The employee was found dead inside the compaction chamber of a baling machine and was held to have died as a result of sustaining serious crush injuries. Following his death the HSE carried out a full investigation and made the finding that the worker had fallen down the loading hopper into the compaction chamber. The investigation concluded that he was most likely attempting to clear a blockage when he fell and the impact of this initiated the compaction sequence. It was the view of the HSE that there had been breaches of health and safety legislation by RRS that led to this death and as a result instigated a prosecution.

Specifically the HSE found that this incident could have been prevented had RRS devised and instructed workers on a safe method for clearing machine blockages. Climbing up the baler to clear blockages exposed workers to the foreseeable risk of falling a significant distance either into the compaction chamber or the surrounding concrete floor – both of which would be likely to result in serious injury. The HSE felt that this method / practice was clearly unsafe and that RRS should have ensured a proper procedure was in place and followed so that the blockages could be cleared without putting employees at risk.

Westminster Magistrates’ Court found RRS guilty of breaching Section 2 (1) of the Health and Safety at Work etc. Act 1974. The company was fined £250,000 and ordered to pay costs of £6,639.77 and a victim surcharge of £170.

Speaking after the hearing, HSE inspector Nicholas Wright, said: “This tragic incident, which led to the avoidable death of a father, was easily preventable and the risk should have been identified…Employers should make sure they properly assess and apply effective control measures to minimise the risk from dangerous parts of machinery. Maintenance work should only be carried out when the piece of equipment is isolated and confirmed safe.
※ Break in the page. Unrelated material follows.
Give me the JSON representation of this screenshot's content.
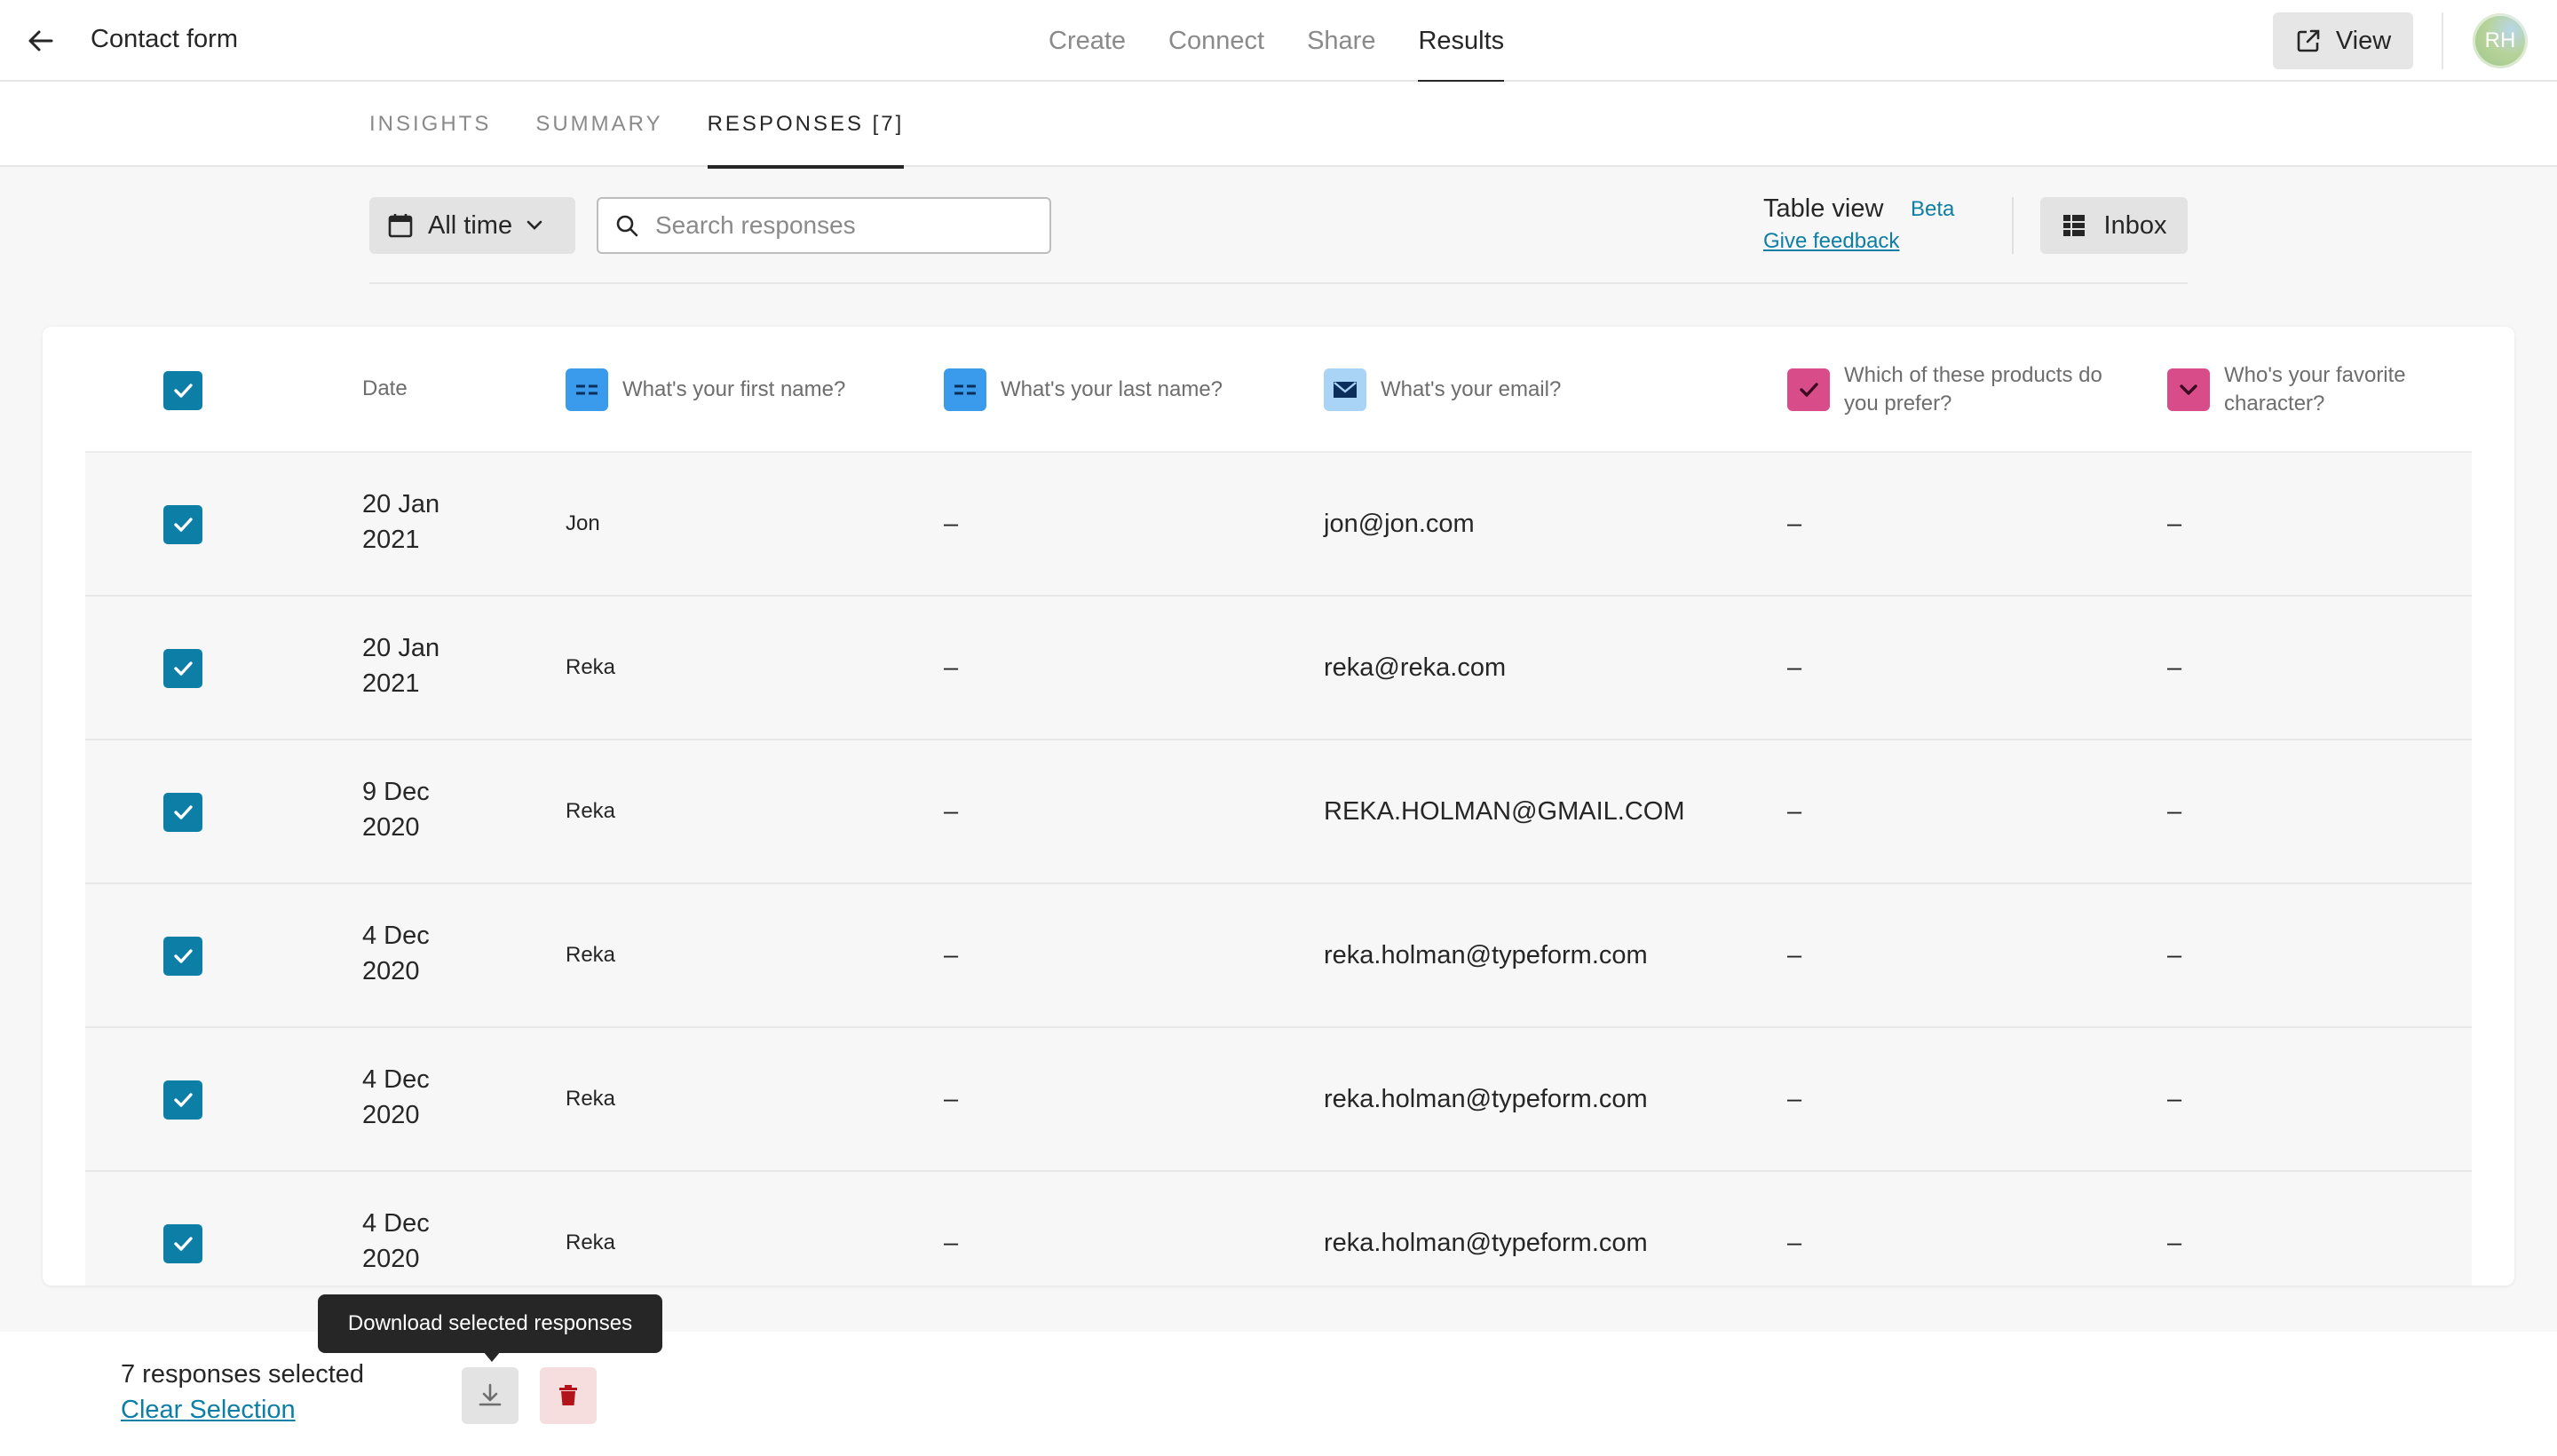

Companies should be aware that HSE will not hesitate to take enforcement action against those that fall below the required standards.”
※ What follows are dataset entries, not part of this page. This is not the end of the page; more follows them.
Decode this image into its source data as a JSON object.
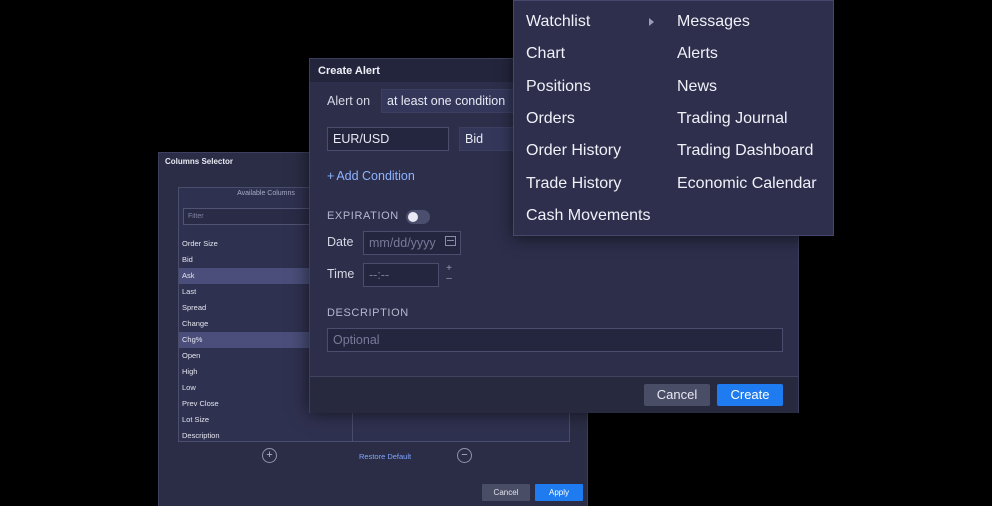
{
  "columns_selector": {
    "title": "Columns Selector",
    "available_header": "Available Columns",
    "filter_placeholder": "Filter",
    "items": [
      {
        "label": "Order Size",
        "selected": false
      },
      {
        "label": "Bid",
        "selected": false
      },
      {
        "label": "Ask",
        "selected": true
      },
      {
        "label": "Last",
        "selected": false
      },
      {
        "label": "Spread",
        "selected": false
      },
      {
        "label": "Change",
        "selected": false
      },
      {
        "label": "Chg%",
        "selected": true
      },
      {
        "label": "Open",
        "selected": false
      },
      {
        "label": "High",
        "selected": false
      },
      {
        "label": "Low",
        "selected": false
      },
      {
        "label": "Prev Close",
        "selected": false
      },
      {
        "label": "Lot Size",
        "selected": false
      },
      {
        "label": "Description",
        "selected": false
      }
    ],
    "add_icon": "plus-circle-icon",
    "remove_icon": "minus-circle-icon",
    "restore_label": "Restore Default",
    "cancel_label": "Cancel",
    "apply_label": "Apply"
  },
  "create_alert": {
    "title": "Create Alert",
    "alert_on_label": "Alert on",
    "alert_on_value": "at least one condition",
    "symbol_value": "EUR/USD",
    "price_type_value": "Bid",
    "add_condition_label": "Add Condition",
    "expiration_label": "EXPIRATION",
    "expiration_enabled": false,
    "date_label": "Date",
    "date_placeholder": "mm/dd/yyyy",
    "time_label": "Time",
    "time_placeholder": "--:--",
    "description_label": "DESCRIPTION",
    "description_placeholder": "Optional",
    "cancel_label": "Cancel",
    "create_label": "Create"
  },
  "menu": {
    "left": [
      "Watchlist",
      "Chart",
      "Positions",
      "Orders",
      "Order History",
      "Trade History",
      "Cash Movements"
    ],
    "right": [
      "Messages",
      "Alerts",
      "News",
      "Trading Journal",
      "Trading Dashboard",
      "Economic Calendar"
    ]
  },
  "colors": {
    "accent": "#1e7cf0",
    "link": "#8eb4ff",
    "panel": "#2c2e4a",
    "selected_row": "#4b4e7a"
  }
}
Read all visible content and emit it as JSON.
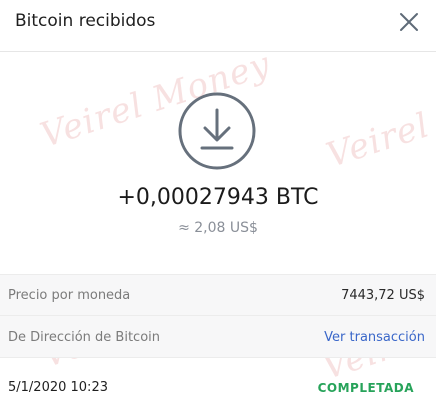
{
  "header": {
    "title": "Bitcoin recibidos"
  },
  "watermark": {
    "text": "Veirel Money"
  },
  "transaction": {
    "amount": "+0,00027943 BTC",
    "fiat": "≈ 2,08 US$"
  },
  "details": [
    {
      "label": "Precio por moneda",
      "value": "7443,72 US$"
    },
    {
      "label": "De Dirección de Bitcoin",
      "link": "Ver transacción"
    }
  ],
  "footer": {
    "date": "5/1/2020 10:23",
    "status": "COMPLETADA"
  },
  "colors": {
    "status": "#27a35a",
    "link": "#3a67c9",
    "icon": "#66707c"
  },
  "icons": {
    "close": "close-icon",
    "receive": "download-arrow-icon"
  }
}
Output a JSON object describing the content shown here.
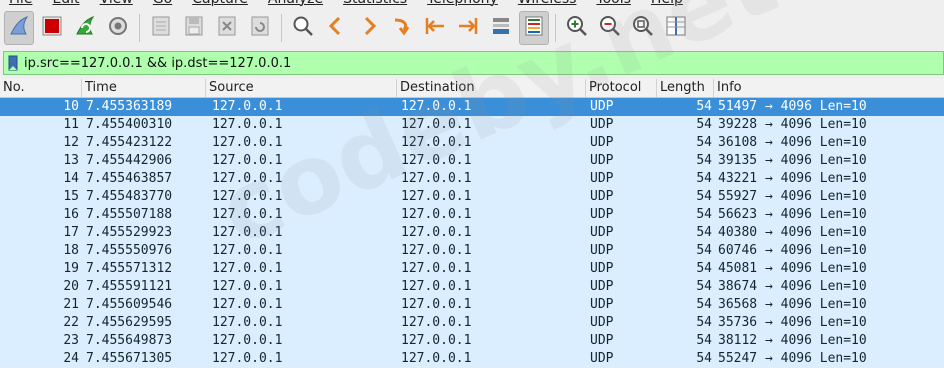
{
  "menu": [
    "File",
    "Edit",
    "View",
    "Go",
    "Capture",
    "Analyze",
    "Statistics",
    "Telephony",
    "Wireless",
    "Tools",
    "Help"
  ],
  "toolbar": [
    {
      "icon": "shark-fin-icon",
      "active": true
    },
    {
      "icon": "stop-icon",
      "active": false
    },
    {
      "icon": "restart-capture-icon",
      "active": false
    },
    {
      "icon": "capture-options-icon",
      "active": false
    },
    {
      "sep": true
    },
    {
      "icon": "open-file-icon",
      "active": false
    },
    {
      "icon": "save-file-icon",
      "active": false
    },
    {
      "icon": "close-file-icon",
      "active": false
    },
    {
      "icon": "reload-icon",
      "active": false
    },
    {
      "sep": true
    },
    {
      "icon": "find-packet-icon",
      "active": false
    },
    {
      "icon": "go-back-icon",
      "active": false
    },
    {
      "icon": "go-forward-icon",
      "active": false
    },
    {
      "icon": "go-to-packet-icon",
      "active": false
    },
    {
      "icon": "first-packet-icon",
      "active": false
    },
    {
      "icon": "last-packet-icon",
      "active": false
    },
    {
      "icon": "auto-scroll-icon",
      "active": false
    },
    {
      "icon": "colorize-icon",
      "active": true
    },
    {
      "sep": true
    },
    {
      "icon": "zoom-in-icon",
      "active": false
    },
    {
      "icon": "zoom-out-icon",
      "active": false
    },
    {
      "icon": "normal-size-icon",
      "active": false
    },
    {
      "icon": "resize-columns-icon",
      "active": false
    }
  ],
  "filter": {
    "value": "ip.src==127.0.0.1 && ip.dst==127.0.0.1"
  },
  "colors": {
    "filter_ok": "#afffaf",
    "selected_row": "#3a8fd8",
    "udp_row": "#daeeff"
  },
  "columns": {
    "no": "No.",
    "time": "Time",
    "source": "Source",
    "destination": "Destination",
    "protocol": "Protocol",
    "length": "Length",
    "info": "Info"
  },
  "packets": [
    {
      "no": "10",
      "time": "7.455363189",
      "src": "127.0.0.1",
      "dst": "127.0.0.1",
      "proto": "UDP",
      "len": "54",
      "info": "51497 → 4096 Len=10",
      "selected": true
    },
    {
      "no": "11",
      "time": "7.455400310",
      "src": "127.0.0.1",
      "dst": "127.0.0.1",
      "proto": "UDP",
      "len": "54",
      "info": "39228 → 4096 Len=10"
    },
    {
      "no": "12",
      "time": "7.455423122",
      "src": "127.0.0.1",
      "dst": "127.0.0.1",
      "proto": "UDP",
      "len": "54",
      "info": "36108 → 4096 Len=10"
    },
    {
      "no": "13",
      "time": "7.455442906",
      "src": "127.0.0.1",
      "dst": "127.0.0.1",
      "proto": "UDP",
      "len": "54",
      "info": "39135 → 4096 Len=10"
    },
    {
      "no": "14",
      "time": "7.455463857",
      "src": "127.0.0.1",
      "dst": "127.0.0.1",
      "proto": "UDP",
      "len": "54",
      "info": "43221 → 4096 Len=10"
    },
    {
      "no": "15",
      "time": "7.455483770",
      "src": "127.0.0.1",
      "dst": "127.0.0.1",
      "proto": "UDP",
      "len": "54",
      "info": "55927 → 4096 Len=10"
    },
    {
      "no": "16",
      "time": "7.455507188",
      "src": "127.0.0.1",
      "dst": "127.0.0.1",
      "proto": "UDP",
      "len": "54",
      "info": "56623 → 4096 Len=10"
    },
    {
      "no": "17",
      "time": "7.455529923",
      "src": "127.0.0.1",
      "dst": "127.0.0.1",
      "proto": "UDP",
      "len": "54",
      "info": "40380 → 4096 Len=10"
    },
    {
      "no": "18",
      "time": "7.455550976",
      "src": "127.0.0.1",
      "dst": "127.0.0.1",
      "proto": "UDP",
      "len": "54",
      "info": "60746 → 4096 Len=10"
    },
    {
      "no": "19",
      "time": "7.455571312",
      "src": "127.0.0.1",
      "dst": "127.0.0.1",
      "proto": "UDP",
      "len": "54",
      "info": "45081 → 4096 Len=10"
    },
    {
      "no": "20",
      "time": "7.455591121",
      "src": "127.0.0.1",
      "dst": "127.0.0.1",
      "proto": "UDP",
      "len": "54",
      "info": "38674 → 4096 Len=10"
    },
    {
      "no": "21",
      "time": "7.455609546",
      "src": "127.0.0.1",
      "dst": "127.0.0.1",
      "proto": "UDP",
      "len": "54",
      "info": "36568 → 4096 Len=10"
    },
    {
      "no": "22",
      "time": "7.455629595",
      "src": "127.0.0.1",
      "dst": "127.0.0.1",
      "proto": "UDP",
      "len": "54",
      "info": "35736 → 4096 Len=10"
    },
    {
      "no": "23",
      "time": "7.455649873",
      "src": "127.0.0.1",
      "dst": "127.0.0.1",
      "proto": "UDP",
      "len": "54",
      "info": "38112 → 4096 Len=10"
    },
    {
      "no": "24",
      "time": "7.455671305",
      "src": "127.0.0.1",
      "dst": "127.0.0.1",
      "proto": "UDP",
      "len": "54",
      "info": "55247 → 4096 Len=10"
    }
  ]
}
Philippa Luscombe, partner in the personal injury team at Penningtons Manches LLP, comments: “The HSE is achieving increasing profile for the steps it takes to investigate serious accidents in the workplace and prosecute companies that do not take appropriate care for the safety of employees. Whilst no fine can bring back the deceased employee or undo the damage caused to his family, we hope that this prosecution and substantial fine will ensure that this company now, if not already done so, significantly overhauls its safety procedures, and act as a warning to other companies operating similar machinery.
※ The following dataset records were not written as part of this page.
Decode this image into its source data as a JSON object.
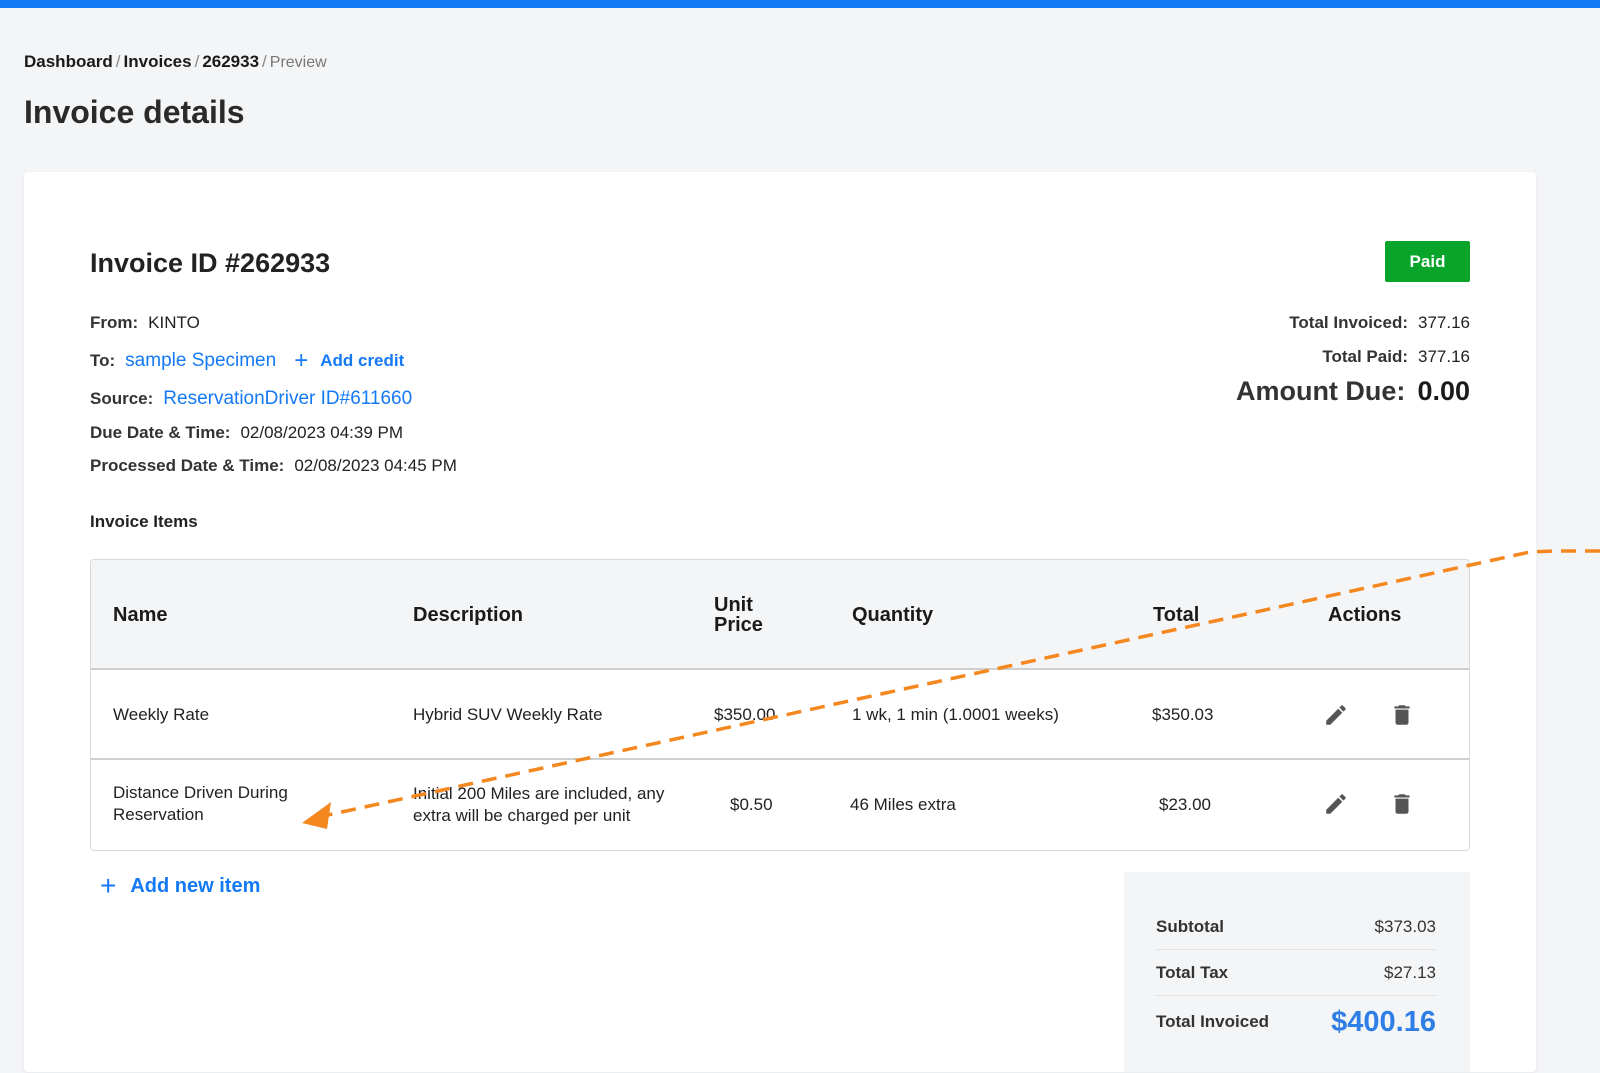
{
  "breadcrumb": {
    "items": [
      "Dashboard",
      "Invoices",
      "262933"
    ],
    "current": "Preview",
    "separator": "/"
  },
  "page": {
    "title": "Invoice details"
  },
  "invoice": {
    "id_label": "Invoice ID #262933",
    "status": "Paid",
    "status_color": "#08a52a",
    "from_label": "From:",
    "from_value": "KINTO",
    "to_label": "To:",
    "to_value": "sample Specimen",
    "add_credit_label": "Add credit",
    "source_label": "Source:",
    "source_value": "ReservationDriver ID#611660",
    "due_label": "Due Date & Time:",
    "due_value": "02/08/2023 04:39 PM",
    "processed_label": "Processed Date & Time:",
    "processed_value": "02/08/2023 04:45 PM"
  },
  "totals": {
    "invoiced_label": "Total Invoiced:",
    "invoiced_value": "377.16",
    "paid_label": "Total Paid:",
    "paid_value": "377.16",
    "due_label": "Amount Due:",
    "due_value": "0.00"
  },
  "items_section": {
    "title": "Invoice Items",
    "columns": [
      "Name",
      "Description",
      "Unit Price",
      "Quantity",
      "Total",
      "Actions"
    ],
    "rows": [
      {
        "name": "Weekly Rate",
        "description": "Hybrid SUV Weekly Rate",
        "unit_price": "$350.00",
        "quantity": "1 wk, 1 min (1.0001 weeks)",
        "total": "$350.03"
      },
      {
        "name": "Distance Driven During Reservation",
        "description": "Initial 200 Miles are included, any extra will be charged per unit",
        "unit_price": "$0.50",
        "quantity": "46 Miles extra",
        "total": "$23.00"
      }
    ],
    "add_item_label": "Add new item"
  },
  "summary": {
    "subtotal_label": "Subtotal",
    "subtotal_value": "$373.03",
    "tax_label": "Total Tax",
    "tax_value": "$27.13",
    "invoiced_label": "Total Invoiced",
    "invoiced_value": "$400.16"
  },
  "colors": {
    "accent": "#1479f5",
    "paid": "#08a52a",
    "annotation": "#f5871f"
  },
  "icons": [
    "pencil-icon",
    "trash-icon",
    "plus-icon"
  ]
}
“It is an absolute requirement that employers consider all of the day-to-day activities that their employees undertake, or may need to undertake, as well as what risks are inherent in those activities in order to consider, identify and enforce measures designed to avoid or at the very least minimise those risks. All too often we see accidents like this that are both foreseeable and avoidable and result in tragic consequences for employees and/or their families. The HSE bringing and publicising prosecutions like this can only be a positive step in making employers consider and act on their obligations to their staff.”